Press Release

DBRS Comments on WestLB Interim Results and Outlook – Ratings Unchanged

Banking Organizations
December 02, 2008

DBRS has today commented that its ratings for WestLB AG (WestLB or the Bank) are unchanged following the Bank’s interim results for the nine months ended September 2008. DBRS maintains a Long-Term Debt & Deposit rating of A (high) and a Short-Term Debt & Deposits rating of R-1 (middle) for WestLB. The trend on all ratings is Stable.

WestLB reported pre-tax income of EUR 604 million and net profit of EUR 532 million for the nine months ended September 2008. This result was primarily due to the EUR 962 million pre-tax gain from the transfer of structured securities to an independent special-purpose vehicle in Q1 2008 (the risk shield transaction). WestLB’s owners guaranteed the first EUR 5 billion of losses from the transferred portfolio, enabling the Bank to record a substantial gain from the transaction. Excluding this gain, WestLB generated a loss in the first nine months of 2008.

In the first nine months of 2008, WestLB’s results suffered from losses and valuation declines due to widening credit spreads and the failure of several financial institutions. In Q3 2008, the Bank wrote down all of its EUR 196 million of exposure to Icelandic banks. Net interest income continued to grow in the first nine months of 2008, driven by improved margins. Fee and commission income declined by 10% compared with the first nine months of 2007, as higher lending-related commissions were offset by lower securities and custody fees due to the financial crisis. WestLB continues to demonstrate cost discipline: administrative expenses of EUR 284 million in Q3 2008 were down 22% from the year-ago quarter and also 28% lower on a linked-quarter basis, driven by staff reductions and lower non-linear salary components.

WestLB’s ratings continue to be based on the A (high) and R-1 (middle) floor ratings that DBRS has assigned to all members of the joint-liability scheme of Germany’s Savings Banks Finance Group (Sparkassen-Finanzgruppe). Factored into the floor ratings is DBRS’s expectation that the institutions comprising the Savings Banks Finance Group are systemically important and therefore likely to receive some form of systemic support if their combined resources prove insufficient.

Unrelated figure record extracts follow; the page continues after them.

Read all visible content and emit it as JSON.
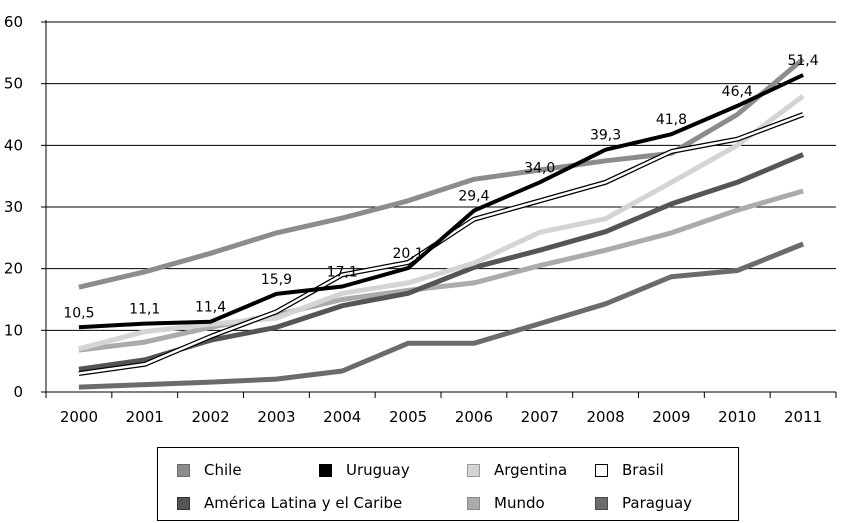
{
  "chart_data": {
    "type": "line",
    "title": "",
    "xlabel": "",
    "ylabel": "",
    "categories": [
      "2000",
      "2001",
      "2002",
      "2003",
      "2004",
      "2005",
      "2006",
      "2007",
      "2008",
      "2009",
      "2010",
      "2011"
    ],
    "ylim": [
      0,
      60
    ],
    "yticks": [
      "0",
      "10",
      "20",
      "30",
      "40",
      "50",
      "60"
    ],
    "grid": true,
    "legend_position": "bottom",
    "series": [
      {
        "name": "Chile",
        "color": "#8c8c8c",
        "values": [
          17.0,
          19.5,
          22.5,
          25.8,
          28.2,
          31.0,
          34.5,
          36.0,
          37.5,
          38.7,
          45.0,
          54.0
        ]
      },
      {
        "name": "Uruguay",
        "color": "#000000",
        "values": [
          10.5,
          11.1,
          11.4,
          15.9,
          17.1,
          20.1,
          29.4,
          34.0,
          39.3,
          41.8,
          46.4,
          51.4
        ],
        "labels": [
          "10,5",
          "11,1",
          "11,4",
          "15,9",
          "17,1",
          "20,1",
          "29,4",
          "34,0",
          "39,3",
          "41,8",
          "46,4",
          "51,4"
        ]
      },
      {
        "name": "Argentina",
        "color": "#d4d4d4",
        "values": [
          7.0,
          9.8,
          11.0,
          12.0,
          16.0,
          17.7,
          20.9,
          25.9,
          28.1,
          34.0,
          40.0,
          48.0
        ]
      },
      {
        "name": "Brasil",
        "color": "#ffffff",
        "values": [
          3.0,
          4.5,
          9.0,
          13.0,
          19.0,
          21.0,
          28.0,
          31.0,
          34.0,
          39.0,
          41.0,
          45.0
        ]
      },
      {
        "name": "América Latina y el Caribe",
        "color": "#555555",
        "values": [
          3.7,
          5.2,
          8.4,
          10.5,
          14.0,
          16.0,
          20.2,
          23.0,
          26.0,
          30.5,
          34.0,
          38.5
        ]
      },
      {
        "name": "Mundo",
        "color": "#ababab",
        "values": [
          6.8,
          8.1,
          10.5,
          12.5,
          15.0,
          16.5,
          17.7,
          20.5,
          23.0,
          25.8,
          29.5,
          32.6
        ]
      },
      {
        "name": "Paraguay",
        "color": "#6b6b6b",
        "values": [
          0.8,
          1.2,
          1.6,
          2.1,
          3.4,
          7.9,
          7.9,
          11.1,
          14.3,
          18.7,
          19.7,
          24.0
        ]
      }
    ]
  },
  "legend": {
    "items": [
      {
        "name": "Chile",
        "fill": "#8c8c8c",
        "border": "#6a6a6a"
      },
      {
        "name": "Uruguay",
        "fill": "#000000",
        "border": "#000000"
      },
      {
        "name": "Argentina",
        "fill": "#d4d4d4",
        "border": "#9a9a9a"
      },
      {
        "name": "Brasil",
        "fill": "#ffffff",
        "border": "#000000"
      },
      {
        "name": "América Latina y el Caribe",
        "fill": "#555555",
        "border": "#333333"
      },
      {
        "name": "Mundo",
        "fill": "#ababab",
        "border": "#8a8a8a"
      },
      {
        "name": "Paraguay",
        "fill": "#6b6b6b",
        "border": "#4a4a4a"
      }
    ]
  }
}
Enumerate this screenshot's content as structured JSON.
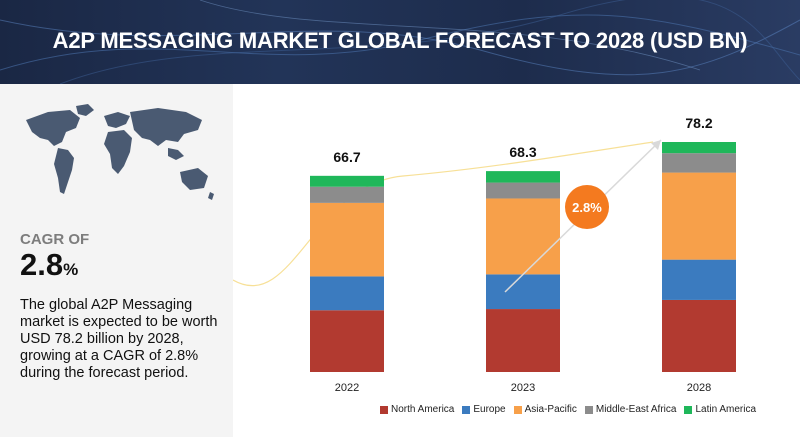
{
  "header": {
    "title": "A2P MESSAGING MARKET GLOBAL FORECAST TO 2028 (USD BN)"
  },
  "summary": {
    "cagr_label": "CAGR OF",
    "cagr_value": "2.8",
    "cagr_unit": "%",
    "description": "The global A2P Messaging market is expected to be worth USD 78.2 billion by 2028, growing at a CAGR of 2.8% during the forecast period."
  },
  "colors": {
    "north_america": "#b23a30",
    "europe": "#3b7bbf",
    "asia_pacific": "#f7a04a",
    "middle_east_africa": "#8c8c8c",
    "latin_america": "#1fb75a",
    "badge": "#f47a1f"
  },
  "chart_data": {
    "type": "bar",
    "stacked": true,
    "title": "A2P MESSAGING MARKET GLOBAL FORECAST TO 2028 (USD BN)",
    "categories": [
      "2022",
      "2023",
      "2028"
    ],
    "totals": [
      66.7,
      68.3,
      78.2
    ],
    "total_labels": [
      "66.7",
      "68.3",
      "78.2"
    ],
    "series": [
      {
        "name": "North America",
        "values": [
          21.0,
          21.4,
          24.5
        ]
      },
      {
        "name": "Europe",
        "values": [
          11.5,
          11.8,
          13.7
        ]
      },
      {
        "name": "Asia-Pacific",
        "values": [
          25.0,
          25.8,
          29.6
        ]
      },
      {
        "name": "Middle-East Africa",
        "values": [
          5.5,
          5.4,
          6.6
        ]
      },
      {
        "name": "Latin America",
        "values": [
          3.7,
          3.9,
          3.8
        ]
      }
    ],
    "growth_badge": "2.8%",
    "legend_position": "bottom-right",
    "ylim": [
      0,
      78.2
    ],
    "grid": false
  }
}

WestLB’s current intrinsic fundamentals are significantly weaker than its ratings level would suggest. DBRS notes positively the progress the Bank is making toward stabilising its franchise despite the ongoing financial crisis. However, DBRS sees several near-term challenges that could further weaken WestLB’s intrinsic financial strength. These challenges include the Bank’s weakened capitalisation, liquidity pressures and the search for a new ownership structure, as demanded by the European Commission.

The Bank’s regulatory core capital ratio (under German rules) weakened to 5.4% as of September 2008, down from 6.4% as of June. The total capital ratio (under German rules) declined to 8.8% as of September 2008 from 10.4% in June. The declines were primarily due to the EUR 3.5 billion increase in risk-weighted assets (RWAs) to EUR 107.8 billion. This increase was driven by credit rating downgrades on securitised assets, which led to higher risk weightings, and by the strengthening U.S. dollar.

WestLB’s regulatory capital ratios are expected to benefit when the Bank receives credit ratings for certain notes that fund the risk shield transaction. The Bank expects ratings to be assigned in the near term and estimates a pro forma core capital ratio of 6.8% as of September 2008, taking this effect into account. However, DBRS notes that even this pro forma ratio may still appear low relative to the increased capital requirements from investors and regulators in the current financial crisis.

DBRS sees WestLB, like other financial institutions, facing the challenge of bolstering its liquidity as interbank lending markets remain disrupted and investor demand for long-term bank debt remains scarce. WestLB intends to utilise bank debt guarantees from the German Financial Markets Stabilisation Fund, which is authorised to issue up to EUR 400 billion in debt guarantees. DBRS views some form of external liquidity support as important for WestLB to bolster its liquidity, given the challenging environment for bank funding.

In DBRS’s view, the extension of additional support could be complicated by WestLB’s weakened capitalisation and the European Commission’s ongoing state evaluation of the risk shield transaction, which requires its approval. Debt guarantees under the German Financial Markets Stabilisation Fund are primarily aimed at sufficiently capitalised financial institutions, and it is unclear whether WestLB would qualify without additional capital.

Moreover, WestLB’s supervisory board announced in July 2008 its intention to explore a change in the Bank’s ownership structure in response to the European Commission’s ongoing evaluation of the risk shield transaction. DBRS views the continued lack of a clear future ownership structure for WestLB as a concern that could hinder the Bank’s efforts to stabilise its franchise.

Notes:
The applicable methodology is Analytical Background and Methodology for European Bank Ratings, Second Edition, which can be found on our website under Methodologies.

This is a Corporate (Financial Institutions) rating.